As of June 30, 2019 and 2018, the amounts due under this promissory note were $106,843 and $61,565, respectively, including accrued interest of $6,733 and $2,455, respectively, which is reported as accounts payable and accrued expenses on the accompanying balance sheets.

 

Note 6. Going Concern

 

The accompanying financial statements have been prepared assuming the Company will continue as a going concern, which contemplates the recoverability of assets and the satisfaction of liabilities in the normal course of business.

 

The Company has incurred losses from inception of approximately $131,000 and has negative working capital of approximately $106,000 as of June 30, 2019.

 

Management believes these conditions raise substantial doubt about the Company’s ability to continue as a going concern for the twelve months following the date these condensed financial statements are issued.

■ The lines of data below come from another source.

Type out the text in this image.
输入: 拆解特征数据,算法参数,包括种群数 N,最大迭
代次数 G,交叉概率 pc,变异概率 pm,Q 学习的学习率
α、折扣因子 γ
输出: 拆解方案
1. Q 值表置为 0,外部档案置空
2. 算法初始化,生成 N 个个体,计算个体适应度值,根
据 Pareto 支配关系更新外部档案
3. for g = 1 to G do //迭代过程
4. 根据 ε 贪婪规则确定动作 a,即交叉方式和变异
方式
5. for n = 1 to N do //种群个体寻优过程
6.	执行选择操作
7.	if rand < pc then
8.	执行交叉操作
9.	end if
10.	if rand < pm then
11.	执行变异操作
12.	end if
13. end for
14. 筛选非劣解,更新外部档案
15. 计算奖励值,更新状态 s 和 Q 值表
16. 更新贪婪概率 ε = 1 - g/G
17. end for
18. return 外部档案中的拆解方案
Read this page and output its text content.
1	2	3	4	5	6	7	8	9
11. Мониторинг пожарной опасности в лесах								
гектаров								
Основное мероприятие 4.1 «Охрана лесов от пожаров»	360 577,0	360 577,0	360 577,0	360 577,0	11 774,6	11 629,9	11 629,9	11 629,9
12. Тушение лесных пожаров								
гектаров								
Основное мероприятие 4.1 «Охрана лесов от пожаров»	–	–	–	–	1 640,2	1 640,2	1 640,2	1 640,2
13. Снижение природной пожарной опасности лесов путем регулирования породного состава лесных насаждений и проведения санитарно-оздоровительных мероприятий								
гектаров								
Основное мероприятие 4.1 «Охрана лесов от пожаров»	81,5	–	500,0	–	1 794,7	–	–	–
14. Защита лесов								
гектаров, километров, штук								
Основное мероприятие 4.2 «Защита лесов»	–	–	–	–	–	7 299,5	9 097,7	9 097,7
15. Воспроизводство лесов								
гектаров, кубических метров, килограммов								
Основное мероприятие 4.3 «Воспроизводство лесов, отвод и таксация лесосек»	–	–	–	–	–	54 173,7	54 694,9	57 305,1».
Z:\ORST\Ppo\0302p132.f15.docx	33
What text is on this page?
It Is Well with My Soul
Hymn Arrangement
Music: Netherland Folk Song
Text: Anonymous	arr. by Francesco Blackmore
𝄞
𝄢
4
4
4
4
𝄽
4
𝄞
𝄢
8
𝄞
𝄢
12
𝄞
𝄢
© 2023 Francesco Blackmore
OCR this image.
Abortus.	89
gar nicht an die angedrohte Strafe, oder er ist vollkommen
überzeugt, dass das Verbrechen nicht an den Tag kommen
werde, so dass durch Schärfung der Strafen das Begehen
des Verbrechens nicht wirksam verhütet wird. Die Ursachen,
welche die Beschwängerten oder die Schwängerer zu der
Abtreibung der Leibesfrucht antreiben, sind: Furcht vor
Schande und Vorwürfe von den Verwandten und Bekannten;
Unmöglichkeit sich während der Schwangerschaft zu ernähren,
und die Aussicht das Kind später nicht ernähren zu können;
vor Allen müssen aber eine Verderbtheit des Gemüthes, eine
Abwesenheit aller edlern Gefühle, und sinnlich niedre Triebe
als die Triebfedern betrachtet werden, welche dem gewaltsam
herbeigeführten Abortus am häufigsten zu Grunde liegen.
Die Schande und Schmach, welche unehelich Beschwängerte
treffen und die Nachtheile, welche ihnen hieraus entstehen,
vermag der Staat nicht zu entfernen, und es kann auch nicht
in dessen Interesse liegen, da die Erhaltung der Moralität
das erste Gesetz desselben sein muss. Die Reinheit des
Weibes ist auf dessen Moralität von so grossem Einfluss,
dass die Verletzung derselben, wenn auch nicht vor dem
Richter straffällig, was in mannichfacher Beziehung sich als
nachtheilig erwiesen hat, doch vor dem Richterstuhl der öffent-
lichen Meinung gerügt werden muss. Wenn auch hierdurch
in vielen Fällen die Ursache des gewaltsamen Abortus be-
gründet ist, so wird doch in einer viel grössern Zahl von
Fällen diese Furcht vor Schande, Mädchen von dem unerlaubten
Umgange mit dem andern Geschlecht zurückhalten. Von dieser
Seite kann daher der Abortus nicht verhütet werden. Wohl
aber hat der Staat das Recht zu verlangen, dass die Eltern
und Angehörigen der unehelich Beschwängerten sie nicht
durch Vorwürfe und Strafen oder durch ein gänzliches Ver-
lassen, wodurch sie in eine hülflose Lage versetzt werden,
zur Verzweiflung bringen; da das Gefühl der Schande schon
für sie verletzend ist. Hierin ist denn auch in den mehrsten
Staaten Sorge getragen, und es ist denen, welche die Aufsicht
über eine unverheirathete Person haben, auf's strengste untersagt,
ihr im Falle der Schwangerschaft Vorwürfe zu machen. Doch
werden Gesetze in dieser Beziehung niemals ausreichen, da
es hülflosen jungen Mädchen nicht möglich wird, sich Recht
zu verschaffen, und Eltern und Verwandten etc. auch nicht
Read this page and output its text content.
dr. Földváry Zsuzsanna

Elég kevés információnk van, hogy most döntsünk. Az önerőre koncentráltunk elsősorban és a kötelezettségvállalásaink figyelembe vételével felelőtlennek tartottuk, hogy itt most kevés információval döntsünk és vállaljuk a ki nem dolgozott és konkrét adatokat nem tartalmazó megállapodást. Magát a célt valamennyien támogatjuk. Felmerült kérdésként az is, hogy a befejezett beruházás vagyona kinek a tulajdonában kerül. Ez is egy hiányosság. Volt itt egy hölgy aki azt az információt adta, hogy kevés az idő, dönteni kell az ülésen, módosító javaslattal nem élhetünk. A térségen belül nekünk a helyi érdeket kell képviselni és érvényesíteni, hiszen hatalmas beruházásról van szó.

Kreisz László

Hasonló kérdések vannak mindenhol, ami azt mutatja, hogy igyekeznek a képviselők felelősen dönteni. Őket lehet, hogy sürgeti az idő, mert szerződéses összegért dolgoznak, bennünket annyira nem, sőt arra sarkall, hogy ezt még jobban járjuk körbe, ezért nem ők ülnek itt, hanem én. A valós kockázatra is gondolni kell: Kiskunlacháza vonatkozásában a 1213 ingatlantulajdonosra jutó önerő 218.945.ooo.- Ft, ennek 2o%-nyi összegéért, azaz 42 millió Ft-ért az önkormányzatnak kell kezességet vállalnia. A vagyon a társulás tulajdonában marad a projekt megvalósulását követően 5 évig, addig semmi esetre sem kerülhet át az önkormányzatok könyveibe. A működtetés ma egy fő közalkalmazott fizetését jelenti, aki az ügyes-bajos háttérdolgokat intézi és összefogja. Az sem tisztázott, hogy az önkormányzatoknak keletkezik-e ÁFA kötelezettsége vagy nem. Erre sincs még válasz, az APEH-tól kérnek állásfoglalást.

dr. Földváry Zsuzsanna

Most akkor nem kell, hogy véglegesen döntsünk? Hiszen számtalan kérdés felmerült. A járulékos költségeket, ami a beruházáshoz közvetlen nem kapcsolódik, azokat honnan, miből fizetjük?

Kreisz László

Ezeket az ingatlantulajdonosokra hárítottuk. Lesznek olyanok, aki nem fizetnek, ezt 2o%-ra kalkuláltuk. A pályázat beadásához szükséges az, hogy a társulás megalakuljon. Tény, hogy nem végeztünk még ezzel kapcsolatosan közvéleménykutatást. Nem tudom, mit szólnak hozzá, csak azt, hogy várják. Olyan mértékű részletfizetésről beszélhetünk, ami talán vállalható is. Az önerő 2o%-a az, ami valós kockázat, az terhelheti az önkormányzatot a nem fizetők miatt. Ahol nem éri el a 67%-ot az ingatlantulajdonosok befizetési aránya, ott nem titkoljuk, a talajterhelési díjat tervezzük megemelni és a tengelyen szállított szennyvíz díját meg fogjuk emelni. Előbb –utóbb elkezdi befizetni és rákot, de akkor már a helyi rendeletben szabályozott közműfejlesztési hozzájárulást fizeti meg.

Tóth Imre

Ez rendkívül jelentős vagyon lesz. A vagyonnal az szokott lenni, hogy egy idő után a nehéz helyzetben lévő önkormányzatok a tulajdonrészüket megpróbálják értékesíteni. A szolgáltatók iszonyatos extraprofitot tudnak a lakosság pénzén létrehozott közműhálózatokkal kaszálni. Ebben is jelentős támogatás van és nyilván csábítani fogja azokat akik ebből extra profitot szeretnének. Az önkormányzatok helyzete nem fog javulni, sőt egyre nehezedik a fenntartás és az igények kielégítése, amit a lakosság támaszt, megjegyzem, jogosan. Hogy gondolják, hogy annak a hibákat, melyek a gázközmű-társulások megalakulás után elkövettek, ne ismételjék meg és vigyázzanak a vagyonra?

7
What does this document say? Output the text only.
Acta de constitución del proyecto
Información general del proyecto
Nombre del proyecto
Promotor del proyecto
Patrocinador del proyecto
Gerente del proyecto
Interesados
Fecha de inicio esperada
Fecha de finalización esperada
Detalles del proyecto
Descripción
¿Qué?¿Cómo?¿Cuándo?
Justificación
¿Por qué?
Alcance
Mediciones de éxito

Management intends to finance operations over the next twelve months through additional borrowings from the existing Note.

 

The accompanying financial statements do not include any adjustments that might be required should the Company be unable to continue as a going concern.

 

Note 7. Proposed Merger

 

The proposed merger that was disclosed in the March 31, 2019 10-Q, as filed with the SEC on May 13, 2019, was not completed. Other than the cost of the Edgar Agent filing fees of $369, there were no other costs incurred as a result of this proposed merger.